There he goes again: Ken Pollack says the Iranian people will trust us over their own leaders
One of the rewards of the AIPAC policy conference was the ability to watch liberal hawk Ken Pollack up close for an hour. Pollack is a key figure in our policy mess in the Middle East. A smart, goodlooking liberal Jewish Democrat, married into mandarin Washington (Ted Koppel's daughter), Pollack was granted a platform in the New York Times in 2002-2003 to push for the Iraq war. At that time, Pollack failed to anticipate an insurgency and said that, downside, the war-plus-rebuilding Iraq might cost us as much as $30 billion over ten years.
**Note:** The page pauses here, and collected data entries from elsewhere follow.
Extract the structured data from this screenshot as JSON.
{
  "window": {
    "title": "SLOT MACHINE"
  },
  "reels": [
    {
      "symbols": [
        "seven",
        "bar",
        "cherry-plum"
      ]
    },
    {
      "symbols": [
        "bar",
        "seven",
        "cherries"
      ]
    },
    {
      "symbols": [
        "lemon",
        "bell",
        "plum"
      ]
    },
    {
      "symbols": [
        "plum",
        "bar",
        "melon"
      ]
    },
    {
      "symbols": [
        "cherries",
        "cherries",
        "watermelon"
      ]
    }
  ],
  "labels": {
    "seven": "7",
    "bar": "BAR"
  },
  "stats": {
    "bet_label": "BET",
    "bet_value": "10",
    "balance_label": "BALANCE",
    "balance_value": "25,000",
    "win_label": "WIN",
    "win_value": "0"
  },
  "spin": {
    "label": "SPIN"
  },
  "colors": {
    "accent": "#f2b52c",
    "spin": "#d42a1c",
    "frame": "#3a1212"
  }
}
In person, Pollack seems like a nice guy. Affable, reasonable. Journalists I talked to said he always tries to answer even adversarial questions. He struck me as equivocal, saying both tough things and soft things to try and please both sides of the house. For instance, he said that while he was all for the Congress voting tough sanctions to inflict real economic pain on the Iranians, he said with real feeling that the actual penalties should not be imposed, because he doesn't want babies starving-- that was a public relations disaster during the Iraqi sanctions of the '90s for good reason.
Then Ilan Berman, his co-panelist, of the American Foreign Policy Council, said that the big mistake of both Bush and Obama administrations was their belief that the "faultline" is between reformists and conservatives in Iranian government, when in fact, it’s between the regime and the Iranian people, who don't want the Iranian regime. Well that is good ole neocon religion: Regime change. And what did Pollack say?
"Actually Ilan I completely agree with that, I think you’re absolutely right in your analysis," he said. For while he approved the Obama approach by and large--working through back channels to reach out to the Iranian government to make it feel comfortable--
"What they’re potentially missing is this critical divide between the regime and the people. And that ultimately one of the things we need to convince the regime of is that we are going to appeal over their heads to the people if they’re not going to come to the table with real compromises."
Pollack said that we should publicly offer the Iranians a light-water reactor to deal with energy needs, a "technology consortium" to deal with high-tech needs, and security guarantees to deal with those concerns. And in that way we can win the Iranian people over to us by promising them "a better economy, a better relationship with the world."The unreality of Pollack's statement is that he leaves out the enormous fear that the Iranian people have of us and "democracy" ever since we destroyed their neighbor, Iraq. Would they really trust us? ... And of course Pollack always leaves out the Palestinian issue. Yes Ahmadinejad seizes it and uses it. But to suggest that it doesn't represent a real grievance to Muslims across the region, and they don't blame the problem on us--that's ideology talking, and ideology of a religious character, pro-Zionist. "It's always wonderful to be back at this conference," Pollack said at the start.